I would like to automate some tasks in my work. That means for example instead of time consuming logging in RT, searching for particular ticket I would like to update it from simple HTML form with help of JavaScript (that's the only tool I have right now).
the domains looks like this:
mydomain.example.io
and
RTdomain.example.io
example code:
var url = "https://RTdomain.example.io/REST/1.0/ticket/1065/edit?user=guest&pass=guest";
var xhr = new XMLHttpRequest();
xhr.open("POST", url, true);
xhr.setRequestHeader('Content-Type', 'text/html');
xhr.send(JSON.stringify({
content: "Content: asdf"
}));
As you probably can tell right away, the browser doesn't want to let me call POST because of No 'Access-Control-Allow-Origin' header.
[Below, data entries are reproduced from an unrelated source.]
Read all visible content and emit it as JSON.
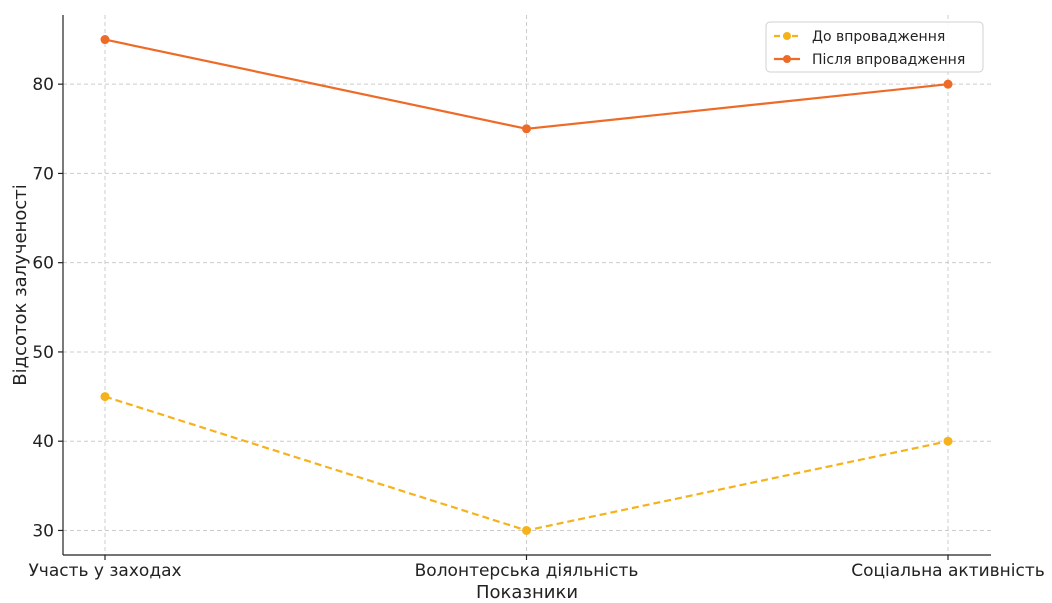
{
  "chart_data": {
    "type": "line",
    "title": "",
    "xlabel": "Показники",
    "ylabel": "Відсоток залученості",
    "categories": [
      "Участь у заходах",
      "Волонтерська діяльність",
      "Соціальна активність"
    ],
    "series": [
      {
        "name": "До впровадження",
        "values": [
          45,
          30,
          40
        ],
        "color": "#f5b21b",
        "line_style": "dashed",
        "marker": "circle"
      },
      {
        "name": "Після впровадження",
        "values": [
          85,
          75,
          80
        ],
        "color": "#ee6a27",
        "line_style": "solid",
        "marker": "circle"
      }
    ],
    "ylim": [
      27.25,
      87.75
    ],
    "yticks": [
      30,
      40,
      50,
      60,
      70,
      80
    ],
    "grid": true,
    "legend_position": "top-right"
  }
}
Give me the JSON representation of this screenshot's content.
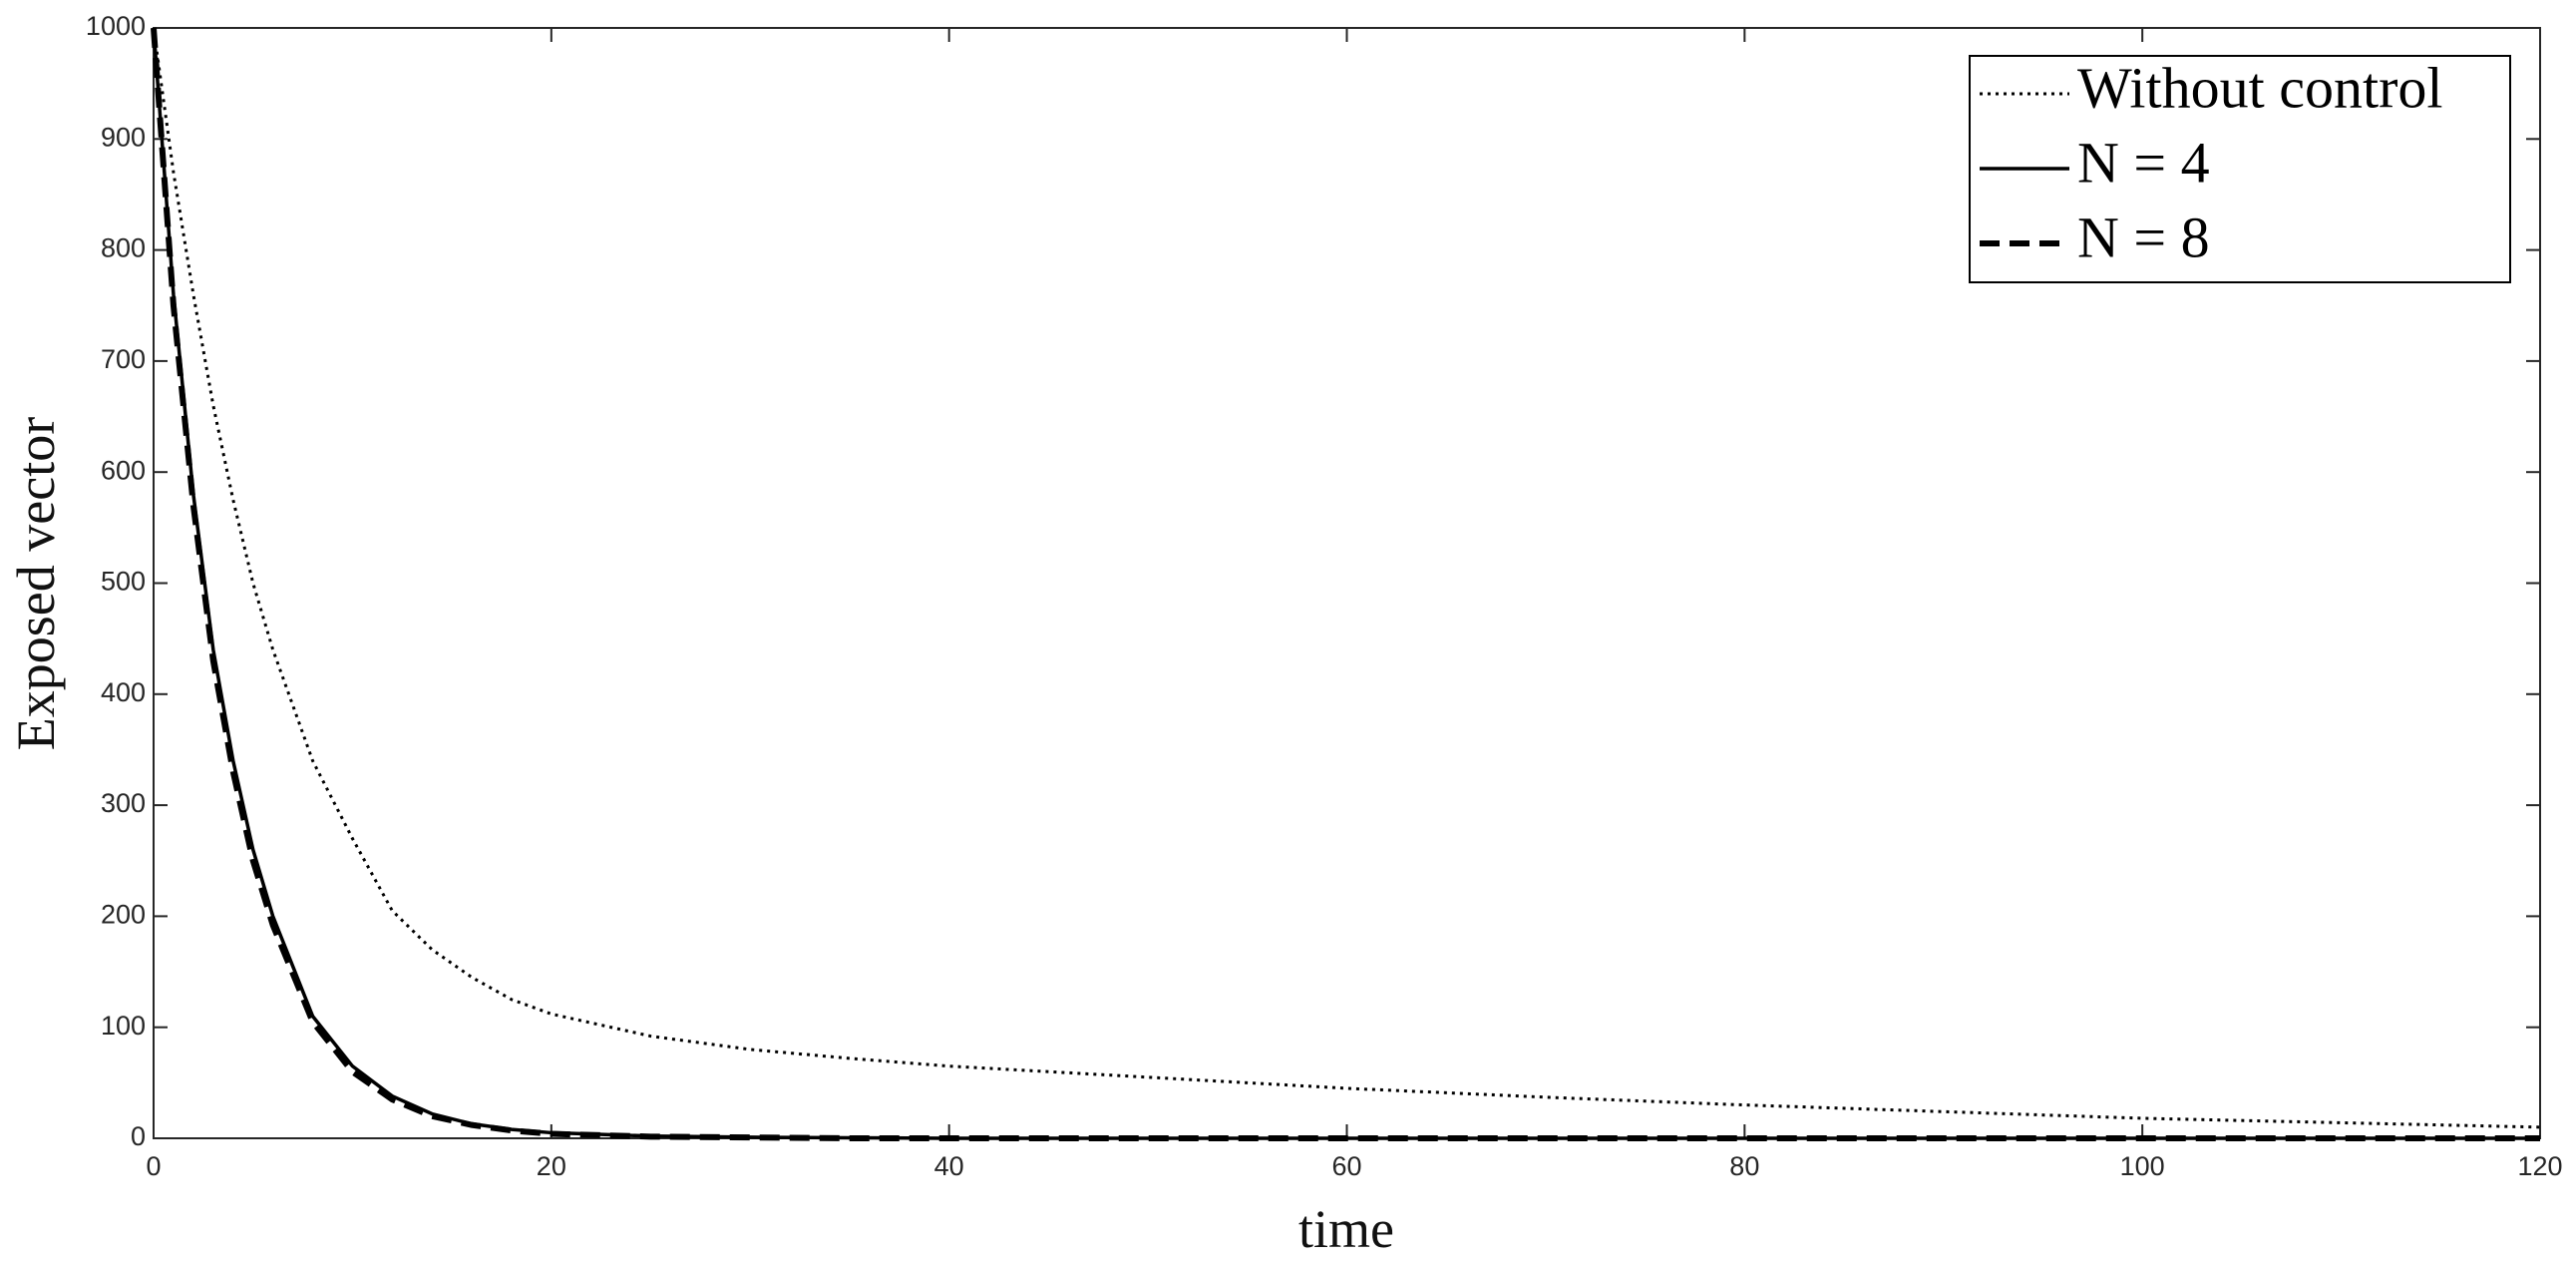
{
  "chart_data": {
    "type": "line",
    "xlabel": "time",
    "ylabel": "Exposed vector",
    "x": [
      0,
      1,
      2,
      3,
      4,
      5,
      6,
      8,
      10,
      12,
      14,
      16,
      18,
      20,
      25,
      30,
      35,
      40,
      50,
      60,
      70,
      80,
      90,
      100,
      110,
      120
    ],
    "series": [
      {
        "name": "Without control",
        "color": "#000000",
        "linestyle": "dotted",
        "values": [
          1000,
          870,
          760,
          660,
          575,
          500,
          440,
          340,
          270,
          205,
          170,
          145,
          125,
          112,
          92,
          80,
          72,
          65,
          55,
          45,
          37,
          30,
          24,
          18,
          14,
          10
        ]
      },
      {
        "name": "N = 4",
        "color": "#000000",
        "linestyle": "solid",
        "values": [
          1000,
          760,
          580,
          440,
          340,
          260,
          200,
          110,
          65,
          38,
          22,
          13,
          8,
          5,
          2,
          1,
          0.5,
          0,
          0,
          0,
          0,
          0,
          0,
          0,
          0,
          0
        ]
      },
      {
        "name": "N = 8",
        "color": "#000000",
        "linestyle": "dashed",
        "values": [
          1000,
          750,
          570,
          430,
          330,
          250,
          192,
          105,
          60,
          35,
          20,
          12,
          7,
          4,
          1.5,
          0.8,
          0,
          0,
          0,
          0,
          0,
          0,
          0,
          0,
          0,
          0
        ]
      }
    ],
    "xlim": [
      0,
      120
    ],
    "xticks": [
      0,
      20,
      40,
      60,
      80,
      100,
      120
    ],
    "ylim": [
      0,
      1000
    ],
    "yticks": [
      0,
      100,
      200,
      300,
      400,
      500,
      600,
      700,
      800,
      900,
      1000
    ],
    "legend": "upper right",
    "grid": false
  }
}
Is there a way I can edit a ticket without CORS and without interfering with RT server?
What I do have is an RT account and security access token tied with it if it helps. I also can't turn off browser cross-origin security.
on Wikipedia XMLHttpRequest one can read that:
The CORS protocol has several restrictions, with two models of support. The simple model does not allow setting custom request headers and omits cookies. Further, only the HEAD, GET and POST request methods are supported, and POST only allows the following MIME types: "text/plain", "application/x-www-urlencoded" and "multipart/form-data". Only "text/plain" was initially supported. The other model detects when one of the non-simple features are requested and sends a pre-flight request to the server to negotiate the feature.
So how can I understand this? Can I make POST with text/plain data type without pre-flight check?
I am sorry if I sound like total noob but I read quite a few things regarding this topic and the only thing it made me is just more confused. I don't have much experience with apis, I've done only one android app which works with GitHub api, and dealing with it with javascript is a headache for me.
This is their API wiki: RT wiki Anyone have a concise solution to this? Thank you.